Sie fallen in den Gebieten zu beiden Seiten der Grenze zwischen Persien und der Türkei ein.«
»Ihr könnt nicht durch die Berge ziehen«, beschied der rabbenu traurig. »Die Krieger der Seldschuken sind wilder als Straßenräuber.« Lonzano sah Rob, Loeb und Arieh an. »Dann bleiben uns nur zwei Möglichkeiten. Wir können hier in Kashan warten, bis die Schwierigkeiten mit den Seldschuken vorbei sind, was viele Monate, vielleicht ein Jahr dauern kann, oder wir können die Berge und die Seldschuken umgehen und durch die Wüste und dann durch die Wälder nach Isfahan gelangen. Ich bin noch nie durch die Wüste Dasht-i-Kavir gezogen, habe aber andere Wüsten durchquert und weiß, wie furchtbar das ist.« Er wandte sich an den rabbenu . »Kann man sie durchqueren?«
»Ihr müßt nicht durch die ganze Dasht-i-Kavir, das verhüte der Himmel«, meinte der rabbenu bedächtig. »Ihr müßt nur einen Teil davon durchqueren, eine Reise von drei Tagen nach Osten und dann nach Süden. Ja, manche wagen es. Wir können euch die Route beschreiben, die ihr reiten sollt.«
Die vier blickten einander an. Schließlich brach Loeb, der nicht gerne viele Worte machte, das bedrückte Schweigen. »Ich will nicht ein Jahr lang hierbleiben«, entschied er und sprach damit den anderen drei aus dem Herzen.

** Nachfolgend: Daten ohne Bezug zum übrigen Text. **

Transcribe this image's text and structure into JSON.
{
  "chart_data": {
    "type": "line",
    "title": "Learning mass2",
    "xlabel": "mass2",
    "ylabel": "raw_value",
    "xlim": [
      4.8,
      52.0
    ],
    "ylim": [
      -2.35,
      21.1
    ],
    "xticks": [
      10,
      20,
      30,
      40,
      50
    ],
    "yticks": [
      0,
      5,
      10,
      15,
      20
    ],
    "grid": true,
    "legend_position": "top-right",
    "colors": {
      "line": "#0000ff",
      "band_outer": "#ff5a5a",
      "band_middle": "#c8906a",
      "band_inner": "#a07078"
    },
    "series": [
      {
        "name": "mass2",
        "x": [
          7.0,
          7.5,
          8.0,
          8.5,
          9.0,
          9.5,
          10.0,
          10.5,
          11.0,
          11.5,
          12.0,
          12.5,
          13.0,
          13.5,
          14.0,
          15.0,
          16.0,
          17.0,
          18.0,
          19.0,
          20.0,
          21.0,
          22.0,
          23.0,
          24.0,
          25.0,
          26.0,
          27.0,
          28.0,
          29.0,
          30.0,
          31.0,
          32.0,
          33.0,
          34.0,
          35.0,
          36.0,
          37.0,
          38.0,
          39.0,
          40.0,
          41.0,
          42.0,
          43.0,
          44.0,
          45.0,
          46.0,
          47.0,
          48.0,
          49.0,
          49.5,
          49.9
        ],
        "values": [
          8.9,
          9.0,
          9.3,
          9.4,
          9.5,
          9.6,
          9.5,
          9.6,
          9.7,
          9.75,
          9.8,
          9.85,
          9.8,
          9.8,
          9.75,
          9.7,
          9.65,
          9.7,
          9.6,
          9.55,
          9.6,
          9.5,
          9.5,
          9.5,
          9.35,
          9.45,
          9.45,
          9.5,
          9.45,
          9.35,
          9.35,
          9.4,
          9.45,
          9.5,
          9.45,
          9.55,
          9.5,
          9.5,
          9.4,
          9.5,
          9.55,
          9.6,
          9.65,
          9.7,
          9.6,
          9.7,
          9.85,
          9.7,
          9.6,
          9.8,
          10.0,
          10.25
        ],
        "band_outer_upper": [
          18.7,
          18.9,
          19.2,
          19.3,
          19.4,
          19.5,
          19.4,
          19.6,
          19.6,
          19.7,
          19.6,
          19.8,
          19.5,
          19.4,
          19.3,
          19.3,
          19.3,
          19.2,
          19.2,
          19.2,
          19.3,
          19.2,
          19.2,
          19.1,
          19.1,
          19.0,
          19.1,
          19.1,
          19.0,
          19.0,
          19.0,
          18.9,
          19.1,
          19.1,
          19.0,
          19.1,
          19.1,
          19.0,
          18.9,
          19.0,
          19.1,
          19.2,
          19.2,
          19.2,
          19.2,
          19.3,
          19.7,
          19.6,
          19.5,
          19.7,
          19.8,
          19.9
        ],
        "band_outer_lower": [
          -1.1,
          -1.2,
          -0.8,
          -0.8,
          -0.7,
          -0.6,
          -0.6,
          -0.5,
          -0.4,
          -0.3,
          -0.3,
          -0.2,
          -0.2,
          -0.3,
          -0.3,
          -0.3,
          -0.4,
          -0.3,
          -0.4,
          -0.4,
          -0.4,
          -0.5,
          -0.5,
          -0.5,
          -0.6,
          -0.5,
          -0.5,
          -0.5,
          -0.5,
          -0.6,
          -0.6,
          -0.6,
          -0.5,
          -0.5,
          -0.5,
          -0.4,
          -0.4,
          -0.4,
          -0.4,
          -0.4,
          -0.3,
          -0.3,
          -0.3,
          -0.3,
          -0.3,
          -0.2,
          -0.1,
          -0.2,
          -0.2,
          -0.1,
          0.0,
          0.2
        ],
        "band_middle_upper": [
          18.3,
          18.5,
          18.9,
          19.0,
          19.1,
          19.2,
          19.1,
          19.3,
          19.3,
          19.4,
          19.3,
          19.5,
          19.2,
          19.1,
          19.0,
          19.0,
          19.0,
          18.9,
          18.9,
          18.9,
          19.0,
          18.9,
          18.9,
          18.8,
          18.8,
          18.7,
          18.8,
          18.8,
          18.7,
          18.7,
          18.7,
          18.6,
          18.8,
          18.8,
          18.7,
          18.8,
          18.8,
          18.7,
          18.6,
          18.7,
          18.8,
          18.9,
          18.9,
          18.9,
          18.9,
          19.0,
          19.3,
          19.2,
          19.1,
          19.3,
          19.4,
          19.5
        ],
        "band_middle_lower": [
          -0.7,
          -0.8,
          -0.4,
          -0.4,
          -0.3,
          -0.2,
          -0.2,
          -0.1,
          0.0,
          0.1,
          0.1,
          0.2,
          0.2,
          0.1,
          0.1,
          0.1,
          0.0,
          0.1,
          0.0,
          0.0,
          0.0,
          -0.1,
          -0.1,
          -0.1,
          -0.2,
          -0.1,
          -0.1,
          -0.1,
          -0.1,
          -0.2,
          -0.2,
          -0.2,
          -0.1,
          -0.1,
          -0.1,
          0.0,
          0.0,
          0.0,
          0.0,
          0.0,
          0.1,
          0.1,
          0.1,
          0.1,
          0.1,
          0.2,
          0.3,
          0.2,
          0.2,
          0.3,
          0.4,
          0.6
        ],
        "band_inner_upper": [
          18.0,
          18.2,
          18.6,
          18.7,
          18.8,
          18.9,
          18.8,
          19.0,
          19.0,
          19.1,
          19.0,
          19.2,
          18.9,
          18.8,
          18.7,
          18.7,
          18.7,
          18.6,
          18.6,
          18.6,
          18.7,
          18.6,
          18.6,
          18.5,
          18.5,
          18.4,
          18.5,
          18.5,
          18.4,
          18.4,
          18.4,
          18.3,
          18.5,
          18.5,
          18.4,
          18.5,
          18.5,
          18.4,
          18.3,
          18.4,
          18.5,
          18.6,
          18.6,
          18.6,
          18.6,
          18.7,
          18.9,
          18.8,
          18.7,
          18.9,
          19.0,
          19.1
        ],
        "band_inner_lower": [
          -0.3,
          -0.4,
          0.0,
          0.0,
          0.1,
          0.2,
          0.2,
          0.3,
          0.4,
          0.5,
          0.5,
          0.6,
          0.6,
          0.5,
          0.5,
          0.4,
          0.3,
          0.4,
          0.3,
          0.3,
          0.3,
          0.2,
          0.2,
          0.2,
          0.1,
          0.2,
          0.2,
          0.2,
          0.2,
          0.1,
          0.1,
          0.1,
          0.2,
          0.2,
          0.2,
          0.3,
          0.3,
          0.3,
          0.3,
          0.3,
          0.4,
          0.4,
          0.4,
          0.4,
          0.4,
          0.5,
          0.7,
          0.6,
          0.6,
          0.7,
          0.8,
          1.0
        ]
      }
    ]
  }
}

Jeder kaufte einen großen Wassersack aus Ziegenleder und füllte ihn vor der Abreise aus Kashan. Der volle Sack wog schwer. »Brauchen wir soviel Wasser für drei Tage?« fragte Rob.
»Man muss mit unvorhersehbaren Zwischenfällen rechnen, wir werden uns vielleicht länger in der Wüste aufhalten«, gab Lonzano zu bedenken. »Und Ihr müßt Euren Wasservorrat mit Euren Tieren teilen, denn wir durchqueren die Dasht-i-Kavir mit unseren Eseln und Maultieren und nicht mit Kamelen.« Ein Führer aus Kashan begleitete sie auf einem alten Schimmel bis zu der Stelle, an der ein fast unkenntlicher Pfad von der Straße abzweigte. Die Dasht-i-Kavir-Wüste begann mit einer lehmigen Hügelkette, auf der man leichter vorankam als in den Bergen. Zuerst machten sie gute Fortschritte, und für einige Zeit stieg ihre Laune.